Since the data at steps 3 and 4 are encrypted, let's look at the data filtered at step 2. There may be multiple TCP connections in the huge chunk of TCP packets, and Wireshark's capability to filter packets by TCP stream is useful to ensure none is overlooked. The following filter only shows the TCP connection for HTTP connection that transferred the first powershell script and Netcat: tcp.stream eq 20. Starting there and Incrementing the TCP stream identifier, it is possible to identify raw HTTP connections by their pink-gray color, and to display them using Wireshark's follow TCP stream's function.

3 interesting clear text connections can be identified this way:

1. N° 21 contains what looks like commands from a shell.
2. N° 23 looks like a 46MB PEM certificate file. That size is way too big, this is a red flag.
3. N° 24 is another such certificate.

Analysing the TCP stream n°21 shows output from the reverse shell the attacker got with the first powershell script.

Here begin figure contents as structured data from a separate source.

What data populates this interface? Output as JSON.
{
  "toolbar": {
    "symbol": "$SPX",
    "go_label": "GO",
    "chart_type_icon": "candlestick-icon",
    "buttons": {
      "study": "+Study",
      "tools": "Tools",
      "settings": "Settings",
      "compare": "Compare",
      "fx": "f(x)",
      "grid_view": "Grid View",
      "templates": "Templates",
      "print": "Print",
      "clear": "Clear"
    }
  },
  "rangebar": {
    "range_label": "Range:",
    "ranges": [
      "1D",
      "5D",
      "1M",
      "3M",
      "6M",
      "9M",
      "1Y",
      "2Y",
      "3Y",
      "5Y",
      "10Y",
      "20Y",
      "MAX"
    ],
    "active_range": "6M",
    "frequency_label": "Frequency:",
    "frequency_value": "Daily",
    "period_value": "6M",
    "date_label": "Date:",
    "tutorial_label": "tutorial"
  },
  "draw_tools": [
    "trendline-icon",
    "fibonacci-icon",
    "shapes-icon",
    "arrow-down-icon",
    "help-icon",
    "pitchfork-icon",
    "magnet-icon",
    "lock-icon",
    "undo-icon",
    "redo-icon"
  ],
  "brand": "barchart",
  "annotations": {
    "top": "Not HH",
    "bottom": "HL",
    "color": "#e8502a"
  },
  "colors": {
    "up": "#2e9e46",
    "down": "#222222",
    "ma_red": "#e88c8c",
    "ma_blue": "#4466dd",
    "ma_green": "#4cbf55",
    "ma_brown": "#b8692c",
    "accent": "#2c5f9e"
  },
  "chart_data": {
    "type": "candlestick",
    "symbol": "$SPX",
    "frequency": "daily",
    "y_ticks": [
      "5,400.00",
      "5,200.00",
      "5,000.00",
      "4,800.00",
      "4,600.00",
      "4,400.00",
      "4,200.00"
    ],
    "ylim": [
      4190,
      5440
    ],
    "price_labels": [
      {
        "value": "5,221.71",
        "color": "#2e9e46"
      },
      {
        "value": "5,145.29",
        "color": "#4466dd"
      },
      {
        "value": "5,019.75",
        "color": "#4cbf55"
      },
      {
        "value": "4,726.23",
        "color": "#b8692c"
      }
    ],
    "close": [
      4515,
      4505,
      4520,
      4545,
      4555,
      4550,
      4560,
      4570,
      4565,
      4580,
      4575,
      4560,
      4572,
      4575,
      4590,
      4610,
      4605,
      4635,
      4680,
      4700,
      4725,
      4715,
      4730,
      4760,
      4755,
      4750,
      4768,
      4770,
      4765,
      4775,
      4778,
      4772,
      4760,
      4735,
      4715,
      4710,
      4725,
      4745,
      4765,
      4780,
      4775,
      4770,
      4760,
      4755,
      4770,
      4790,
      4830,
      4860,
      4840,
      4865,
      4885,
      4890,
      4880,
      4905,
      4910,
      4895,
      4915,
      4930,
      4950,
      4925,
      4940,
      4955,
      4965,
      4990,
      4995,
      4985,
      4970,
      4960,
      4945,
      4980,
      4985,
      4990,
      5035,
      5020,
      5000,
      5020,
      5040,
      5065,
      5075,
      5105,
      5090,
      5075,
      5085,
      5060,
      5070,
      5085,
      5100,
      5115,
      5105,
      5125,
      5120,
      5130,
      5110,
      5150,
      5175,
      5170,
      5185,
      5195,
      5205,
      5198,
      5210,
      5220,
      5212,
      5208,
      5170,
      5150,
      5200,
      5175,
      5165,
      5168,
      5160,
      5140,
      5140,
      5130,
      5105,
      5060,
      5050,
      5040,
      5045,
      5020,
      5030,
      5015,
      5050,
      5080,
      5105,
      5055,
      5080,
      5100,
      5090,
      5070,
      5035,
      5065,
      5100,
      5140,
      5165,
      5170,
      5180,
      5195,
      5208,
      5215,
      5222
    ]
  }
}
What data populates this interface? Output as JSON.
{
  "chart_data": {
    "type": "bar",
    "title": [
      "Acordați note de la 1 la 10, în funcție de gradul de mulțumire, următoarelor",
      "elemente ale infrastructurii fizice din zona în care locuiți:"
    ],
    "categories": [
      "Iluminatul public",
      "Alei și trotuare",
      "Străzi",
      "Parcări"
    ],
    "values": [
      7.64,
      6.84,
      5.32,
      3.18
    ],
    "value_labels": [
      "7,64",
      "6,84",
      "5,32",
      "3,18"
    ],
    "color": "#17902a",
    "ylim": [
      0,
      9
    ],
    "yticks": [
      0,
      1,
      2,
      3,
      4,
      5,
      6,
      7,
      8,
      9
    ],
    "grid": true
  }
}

We get the following additional information:

• The attacker indeed got access to the system as the corp\asmith account.
• They dumped the active directory files to an ntds.dit database.
• They indeed downloaded Ncat.
• They then base64 encoded the ntds.dit database and the SYSTEM registry hive using the certutil tool.
• They exfiltrated those two base64 encoded files with Netcat. We then know that TCP streams 23 and 24 respectively contain ntds.dit and SYSTEM. The PEM files can be saved to individual files with Wireshark Save as option in the Follow TCP stream vue. We can then decode them from base64, omitting the first and last lines which are the PEM headers and footers:

cat ntds.dit.pem | head -n -1 | tail -n -1 | base64 -d > ntds.dit
cat SYSTEM.pem | head -n -1 | tail -n -1 | base64 -d > SYSTEM

Data leakage exploitation

Looking for a way to extract data from the two files we got out of the reverse shell, I found this step-by-step guide. The third step featured a tool that did exactly what I needed. It required powershell, but since I had a Windows VM started already, I decided to go through with it.

We got plenty of information on the administrator account:

WinRM decryption

Now that we have some credentials, let's see if it is possible to decrypt the administrator WinRM session. After lots of internet research, I ended up finding this amazing winrm-decrypt gist that does exactly what's needed here, and does not require the password but only the hash. Unfortunately, the script did not work out of the box:

After some ugly python debugging, the main issue turned out to be that the way Wireshark (and by extension, Pyshark) organized the output for mime multipart messages was not the same as the one the script expected. Fixing that in the most rushed way possible, and suppressing a few exceptions, the script ended up working fine.

Looking at the output, it seems that the interesting part of messages is base64 encoded:

Writing down the most horrible python script in history solved that, and grep came to the rescue to print out the flag:

Thanks to HackTheBox for this alluring challenge!